14 maio 2007

Rei? Mas quem é rei não perde a majestade ...

O que é "contexto desfavorável"?
Paulo Coelho


Tenho grande admiração por Roberto Carlos. Continuarei comprando seus discos, mas estou chocado com sua atitude infantil

Tenho uma grande admiração por Roberto Carlos -recentemente, um dos mais importantes programas da BBC Radio me perguntou a lista de cinco discos que eu levaria para uma ilha deserta, e incluí um dos seus. E, apesar dos problemas normais decorrentes de uma relação profissional, tenho um grande respeito pela editora Planeta, que publica minhas obras no Brasil e em vários países de língua espanhola.

Dito isso, é com grande tristeza que leio nos jornais que, na 20ª Vara Criminal da Barra Funda, em São Paulo, os advogados do cantor Roberto Carlos e da editora Planeta fizeram um acordo que prevê a interrupção definitiva da produção e comercialização da biografia não-autorizada "Roberto Carlos em Detalhes", do jornalista e historiador Paulo Cesar Araújo. O editor diz um disparate para salvar a honra, o cantor não diz nada e o autor fica proibido de dar declarações a respeito. E estamos conversados.

Estamos conversados? Não, não estamos, e tenho autoridade para dizer isso. Tenho autoridade porque, desde que publiquei meu primeiro livro, tenho sido sistematicamente atacado.

Creio que qualquer pessoa em seu juízo normal sabe que, a partir do momento em que sua carreira se torna pública, está exposta a ter sua vida esquadrinhada, suas fotos publicadas, seu trabalho louvado ou enxovalhado pelos críticos.

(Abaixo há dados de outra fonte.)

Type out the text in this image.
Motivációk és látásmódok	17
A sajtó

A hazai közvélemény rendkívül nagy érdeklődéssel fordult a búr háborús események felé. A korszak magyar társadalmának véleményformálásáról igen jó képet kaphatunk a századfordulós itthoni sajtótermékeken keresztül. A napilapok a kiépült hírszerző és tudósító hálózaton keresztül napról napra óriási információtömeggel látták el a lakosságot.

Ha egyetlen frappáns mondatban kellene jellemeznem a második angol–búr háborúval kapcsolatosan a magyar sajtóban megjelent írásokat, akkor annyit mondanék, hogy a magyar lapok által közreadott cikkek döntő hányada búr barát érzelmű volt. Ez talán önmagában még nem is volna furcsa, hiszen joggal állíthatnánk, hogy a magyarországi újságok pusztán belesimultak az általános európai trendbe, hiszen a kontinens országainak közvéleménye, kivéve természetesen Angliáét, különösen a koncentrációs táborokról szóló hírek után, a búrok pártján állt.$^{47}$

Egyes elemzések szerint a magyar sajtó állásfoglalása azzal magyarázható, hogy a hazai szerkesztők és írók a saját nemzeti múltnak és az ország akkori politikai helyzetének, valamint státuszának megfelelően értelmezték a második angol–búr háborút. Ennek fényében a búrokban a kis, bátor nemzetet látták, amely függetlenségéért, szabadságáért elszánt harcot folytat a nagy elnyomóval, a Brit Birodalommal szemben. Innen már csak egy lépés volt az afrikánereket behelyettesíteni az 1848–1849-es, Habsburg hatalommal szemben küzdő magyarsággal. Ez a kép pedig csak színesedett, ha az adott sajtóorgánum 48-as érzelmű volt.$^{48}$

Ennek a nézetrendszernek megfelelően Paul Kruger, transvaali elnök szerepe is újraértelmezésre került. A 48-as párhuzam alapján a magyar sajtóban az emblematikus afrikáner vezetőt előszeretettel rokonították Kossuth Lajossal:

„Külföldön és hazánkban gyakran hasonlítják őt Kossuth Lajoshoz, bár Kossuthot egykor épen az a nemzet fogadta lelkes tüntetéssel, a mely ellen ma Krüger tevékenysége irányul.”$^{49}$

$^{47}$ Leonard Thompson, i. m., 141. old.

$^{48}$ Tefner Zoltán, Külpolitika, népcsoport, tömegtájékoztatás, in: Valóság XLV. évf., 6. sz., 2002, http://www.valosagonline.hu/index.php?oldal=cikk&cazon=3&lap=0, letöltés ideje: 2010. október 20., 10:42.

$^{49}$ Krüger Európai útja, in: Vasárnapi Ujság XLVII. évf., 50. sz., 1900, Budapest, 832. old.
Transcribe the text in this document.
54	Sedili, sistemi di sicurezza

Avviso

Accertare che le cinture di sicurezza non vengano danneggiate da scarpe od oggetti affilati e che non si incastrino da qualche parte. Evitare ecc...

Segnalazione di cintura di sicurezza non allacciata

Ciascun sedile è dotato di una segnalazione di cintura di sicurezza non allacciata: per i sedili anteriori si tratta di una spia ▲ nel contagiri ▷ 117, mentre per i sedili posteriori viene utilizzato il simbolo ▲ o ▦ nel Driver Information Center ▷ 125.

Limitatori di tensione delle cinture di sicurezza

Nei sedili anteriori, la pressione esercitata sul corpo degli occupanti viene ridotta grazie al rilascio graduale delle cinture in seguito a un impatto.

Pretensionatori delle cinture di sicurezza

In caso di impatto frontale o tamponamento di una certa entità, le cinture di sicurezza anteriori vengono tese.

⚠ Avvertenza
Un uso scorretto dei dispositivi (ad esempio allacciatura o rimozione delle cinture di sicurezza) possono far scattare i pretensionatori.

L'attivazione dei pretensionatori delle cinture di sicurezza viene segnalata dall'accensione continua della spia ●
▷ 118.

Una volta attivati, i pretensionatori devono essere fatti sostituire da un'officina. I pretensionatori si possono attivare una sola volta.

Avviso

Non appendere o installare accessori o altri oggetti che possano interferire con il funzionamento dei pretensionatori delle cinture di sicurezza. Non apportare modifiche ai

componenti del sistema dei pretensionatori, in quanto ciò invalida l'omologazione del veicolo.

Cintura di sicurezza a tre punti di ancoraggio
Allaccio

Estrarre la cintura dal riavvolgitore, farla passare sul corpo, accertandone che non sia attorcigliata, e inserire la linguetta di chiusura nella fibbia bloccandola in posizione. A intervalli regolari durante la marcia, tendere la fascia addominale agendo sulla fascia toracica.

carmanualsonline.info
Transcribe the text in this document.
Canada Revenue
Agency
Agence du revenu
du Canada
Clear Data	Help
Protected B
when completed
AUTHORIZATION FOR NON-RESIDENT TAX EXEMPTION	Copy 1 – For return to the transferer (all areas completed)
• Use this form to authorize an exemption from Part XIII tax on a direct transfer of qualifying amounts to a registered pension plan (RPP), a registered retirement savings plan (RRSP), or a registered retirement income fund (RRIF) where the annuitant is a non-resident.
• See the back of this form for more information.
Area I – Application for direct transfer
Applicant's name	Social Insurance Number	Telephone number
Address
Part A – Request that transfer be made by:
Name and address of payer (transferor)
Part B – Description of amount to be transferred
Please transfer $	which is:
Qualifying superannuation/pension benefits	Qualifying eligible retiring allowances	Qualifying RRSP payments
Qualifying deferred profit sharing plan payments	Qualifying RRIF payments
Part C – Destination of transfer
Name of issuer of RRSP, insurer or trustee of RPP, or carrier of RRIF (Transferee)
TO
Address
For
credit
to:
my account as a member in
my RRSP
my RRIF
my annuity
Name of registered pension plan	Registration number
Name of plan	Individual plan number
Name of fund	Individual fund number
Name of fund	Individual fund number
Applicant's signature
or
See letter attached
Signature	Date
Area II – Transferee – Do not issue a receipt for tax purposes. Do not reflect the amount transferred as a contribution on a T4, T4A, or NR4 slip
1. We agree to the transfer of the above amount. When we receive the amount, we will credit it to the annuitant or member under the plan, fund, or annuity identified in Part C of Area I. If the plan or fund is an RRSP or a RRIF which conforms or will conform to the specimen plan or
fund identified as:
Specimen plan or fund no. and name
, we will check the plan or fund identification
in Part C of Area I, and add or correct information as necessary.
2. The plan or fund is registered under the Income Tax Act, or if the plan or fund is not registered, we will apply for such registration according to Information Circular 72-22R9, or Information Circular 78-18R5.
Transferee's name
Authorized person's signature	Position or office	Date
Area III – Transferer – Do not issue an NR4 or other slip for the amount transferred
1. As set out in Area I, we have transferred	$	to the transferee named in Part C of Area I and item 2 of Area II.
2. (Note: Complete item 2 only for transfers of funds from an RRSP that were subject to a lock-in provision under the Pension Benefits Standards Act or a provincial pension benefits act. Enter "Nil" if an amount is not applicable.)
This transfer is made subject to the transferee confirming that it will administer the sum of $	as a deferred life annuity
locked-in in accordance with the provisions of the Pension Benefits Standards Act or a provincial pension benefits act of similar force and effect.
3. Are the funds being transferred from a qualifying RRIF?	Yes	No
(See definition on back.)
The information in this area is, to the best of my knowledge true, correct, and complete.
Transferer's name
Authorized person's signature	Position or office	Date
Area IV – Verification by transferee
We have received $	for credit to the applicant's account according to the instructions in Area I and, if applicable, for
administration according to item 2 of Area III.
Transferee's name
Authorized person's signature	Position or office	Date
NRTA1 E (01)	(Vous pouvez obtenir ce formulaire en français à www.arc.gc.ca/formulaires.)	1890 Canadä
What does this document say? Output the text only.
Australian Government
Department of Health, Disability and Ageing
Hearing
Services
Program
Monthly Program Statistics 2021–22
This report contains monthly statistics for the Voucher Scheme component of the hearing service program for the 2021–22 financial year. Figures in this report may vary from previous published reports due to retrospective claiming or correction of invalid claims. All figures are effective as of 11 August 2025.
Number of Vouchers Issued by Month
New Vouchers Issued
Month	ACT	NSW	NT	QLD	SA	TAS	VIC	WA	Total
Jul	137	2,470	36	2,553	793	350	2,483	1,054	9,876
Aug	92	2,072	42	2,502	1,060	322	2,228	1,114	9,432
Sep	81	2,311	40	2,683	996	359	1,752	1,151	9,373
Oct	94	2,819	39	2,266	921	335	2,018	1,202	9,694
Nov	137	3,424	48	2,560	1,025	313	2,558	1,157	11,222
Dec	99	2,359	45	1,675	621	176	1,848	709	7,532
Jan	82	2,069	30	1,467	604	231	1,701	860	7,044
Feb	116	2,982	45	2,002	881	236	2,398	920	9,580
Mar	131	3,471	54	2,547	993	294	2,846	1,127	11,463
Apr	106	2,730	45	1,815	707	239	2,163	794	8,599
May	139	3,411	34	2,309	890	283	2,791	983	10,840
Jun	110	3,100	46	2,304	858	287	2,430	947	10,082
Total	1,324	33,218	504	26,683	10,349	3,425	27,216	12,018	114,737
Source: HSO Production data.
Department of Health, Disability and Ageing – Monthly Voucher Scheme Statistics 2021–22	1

Isso faz parte do jogo e vale para escritores, políticos, músicos, esportistas. Nem sempre essas críticas são justas e, muitas vezes, descambam para ataques pessoais.

Recentemente, um jornalista da mais importante revista brasileira disse que "Paulo Coelho não é apenas mais um mau escritor: seu obscurantismo é nocivo. Não se deve perdoá-lo pelo sucesso". Não sei o que estava propondo com essa frase, e não me interessa. Poderia alegar que minha honra está sendo atacada, que me acusa de ser um perigo para meu país, que deseja que eu seja preso. Mas vejo essas diatribes com outra ótica: elas fazem parte do jogo. A única coisa que não faz parte do jogo é a calúnia, e, pelo que me consta, isso não foi tema da ação judicial que levou à proibição de "Roberto Carlos em Detalhes".

Até hoje, desde que publiquei "O Diário de um Mago", há 20 anos, vi milhares de críticas negativas, mas apenas duas ou três calúnias a meu respeito, graças a Deus. Não me dei ao trabalho de contra-atacar porque não achei que valia a pena, embora me reserve esse direito se algo muito sério acontecer. Recentemente, em um jornal espanhol de primeiríssima linha, simplesmente inventaram uma resposta a uma pergunta a que havia me recusado responder. Claro, enviei uma carta ao diretor, e o jornalista teve que arcar com as conseqüências.

Estou pronto para defender minha honra, mas não vou perder um minuto do meu dia telefonando para um advogado e procurando saber o que faço para defender minha vida privada, já que ela não mais me pertence.

Diz o velho ditado: "Quem está no fogo é para se queimar". Eu acrescento: Quem está no fogo é para ajudar a fogueira a brilhar mais ainda. Não adianta o meu editor declarar que fez o acordo "porque o contexto era desfavorável". Ele precisa vir a público explicar qual é esse contexto -ou seja, se estamos falando de calúnia. Neste caso, tem meu apoio integral, pois calúnia é sinônimo de infâmia. Mas, caso contrário, está colaborando para que comece a se criar um sério precedente -a volta da censura.

Roberto Carlos tem muito mais anos na mídia do que eu; já devia ter se acostumado. Continuarei comprando seus discos, mas estou extremamente chocado com sua atitude infantil, como se grande parte das coisas que li na imprensa justificando a razão da "invasão de privacidade" já não fosse mais do que conhecida por todos os seus fãs.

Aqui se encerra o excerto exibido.